Update Letter Nr. 163

Arrestprosequierung Art. 209 Abs. 4 ZPO: "ich bin dann mal weg"

18. März 2025

Art. 209 aZPO (bis 31. Dezember 2024) regelte die Klagebewilligung im Zivilprozess. Diese berechtigte nach Eröffnung während dreier Monate zur Einreichung der Klage beim Gericht. Vorbehalten waren Streitigkeiten aus Miete und Pacht (Klagefrist: 30 Tage) sowie besondere gesetzliche und gerichtliche Klagefristen (Art. 209 Abs. 4 aZPO). Als gesetzliche Klagefrist galt gemäss Bundesgericht die Frist für die Einreichung der Arrestprosequierungsklage (BGE 140 III 561 = Pra 2015 Nr. 65). Demgemäss musste diese nach Erhalt der Klagebewilligung innert 10 Tagen (und nicht innert 3 Monaten) dem Gericht eingereicht werden. 

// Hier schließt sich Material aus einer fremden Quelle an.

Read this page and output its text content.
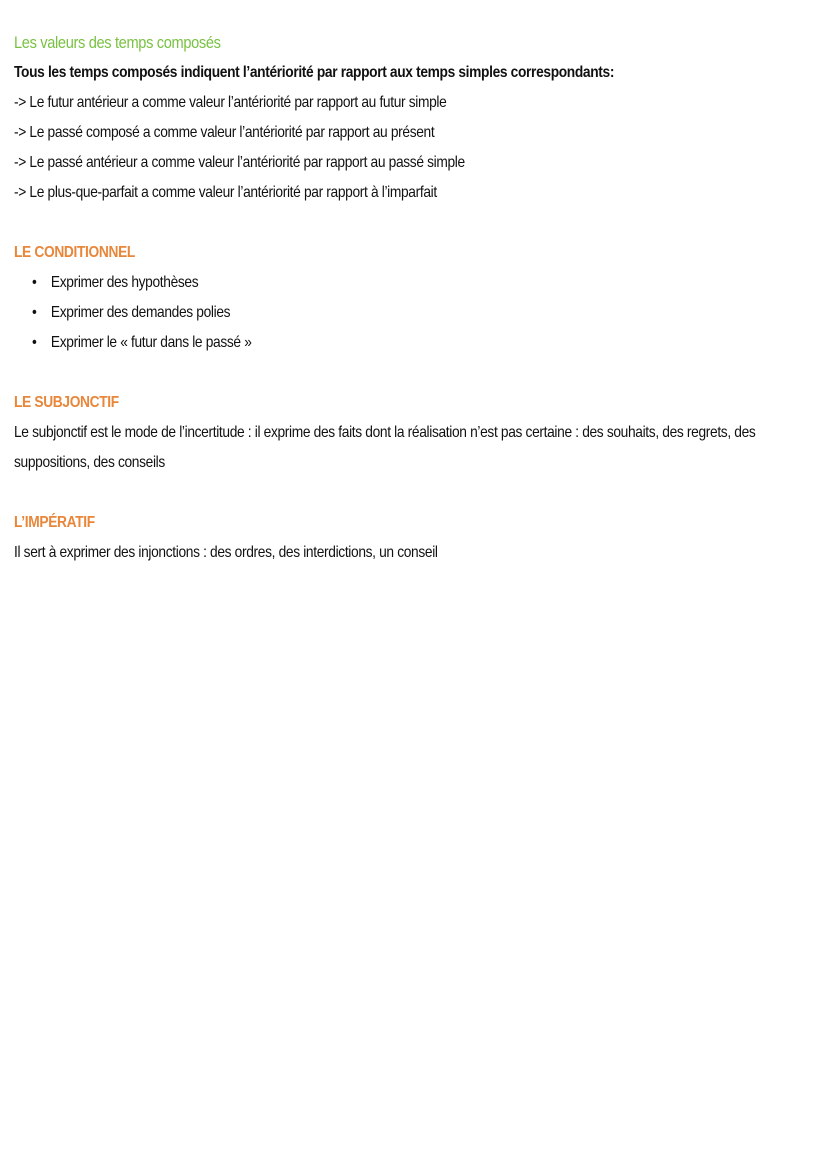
Les valeurs des temps composés
Tous les temps composés indiquent l’antériorité par rapport aux temps simples correspondants:
-> Le futur antérieur a comme valeur l’antériorité par rapport au futur simple
-> Le passé composé a comme valeur l’antériorité par rapport au présent
-> Le passé antérieur a comme valeur l’antériorité par rapport au passé simple
-> Le plus-que-parfait a comme valeur l’antériorité par rapport à l’imparfait
LE CONDITIONNEL
• Exprimer des hypothèses
• Exprimer des demandes polies
• Exprimer le « futur dans le passé »
LE SUBJONCTIF
Le subjonctif est le mode de l’incertitude : il exprime des faits dont la réalisation n’est pas certaine : des souhaits, des regrets, des suppositions, des conseils
L’IMPÉRATIF
Il sert à exprimer des injonctions : des ordres, des interdictions, un conseil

Ab 1. Januar 2025 gilt Folgendes

1.    
Mit der Änderung der ZPO per 1. Januar 2025 wurde der Vorbehalt "gesetzliche und gerichtliche" Klagefristen gestrichen. Bei den "gerichtlichen" Klagefristen macht dies Sinn, weil Art. 198 lit. h ZPO bei derartigen Klagefristen gar kein Schlichtungsverfahren vorsieht. 

2.    
Gemäss Botschaft zur Änderung der ZPO vom 26. Februar 2020, S. 2757 f., gehen "gesetzliche Klagefristen", z.B. die Arrestprosequierungsfrist, der 3-Monatefrist von Art. 209 ZPO vor - so wie bisher. Daran sollte offenbar nichts geändert werden. Konsultiert man dagegen die Protokolle des Nationalrates, heisst es gegenteilig: Il n’y aura plus de délais plus courts pour introduire au fond, après l’échec de la conciliation, même pour l’action en validation du séquestre selon l’article 279 LP (Es wird nach dem Scheitern der Schlichtung keine kürzeren Fristen für die Klage in der Hauptsache mehr geben, auch nicht für die Arrestprosequierungsklage nach Artikel 279 SchKG; vgl. BSK ZPO-Infanger, Art. 209 N 24).

3.    
Was gilt, wenn ein Gesetzestext, der gemäss Botschaft (weiterhin) gelten soll, im Gesetz gestrichen wird? In der Botschaft fehlt z.B. eine Erklärung, wonach Art. 209 Abs. 4 ZPO gar keine Gesetzesgrundlage darstellt und daher gestrichen werden kann, weil darin nur der Vorbehalt angebracht wird, dass an einem anderen Ort (Art. 279 Abs. 1 SchKG) bereits eine Gesetzesgrundlage besteht. In jedem Fall dürfte bei einer gerichtlichen Auslegung dieser Klausel dereinst nicht auf einen klaren Willen des Gesetzgebers abgestellt werden können.

4.    
Um der Vorsicht Genüge zu tun, empfiehlt es sich daher wie bis anhin, bei Arrestprosequierungen im ordentlichen Verfahren nach Erhalt einer Klagebewilligung die begründete Klage innert 10 Tagen einzureichen.

5.    
Bei der Arrestprosequierung durch Schiedsverfahren besteht eine ähnliche Problematik. Gemäss ständiger Rechtsprechung des Bundesgerichtes muss der Arrestgläubiger innert 10 Tagen alle Vorkehrungen zur Ernennung der Schiedsrichter treffen und nach Konstituierung des Schiedsgerichtes - unabhängig von der Regelung in der Schiedsordnung - die begründete Klage einreichen (BGE 143 III 578 = Pra 2018 Nr. 119). arrestpraxis.ch update 105

6.    
Diese Rechtsprechung zur Arrestprosequierung durch Schiedsverfahren und durch ordentliche Klagen nach Durchführung eines Schlichtungsverfahrens wird von der Lehre mit überzeugenden Argumenten und zu Recht kritisiert (Mladen Stojiljković, Arrestprosequierung mittels Schiedsklage, ZZZ 2020 S. 21 ff.). 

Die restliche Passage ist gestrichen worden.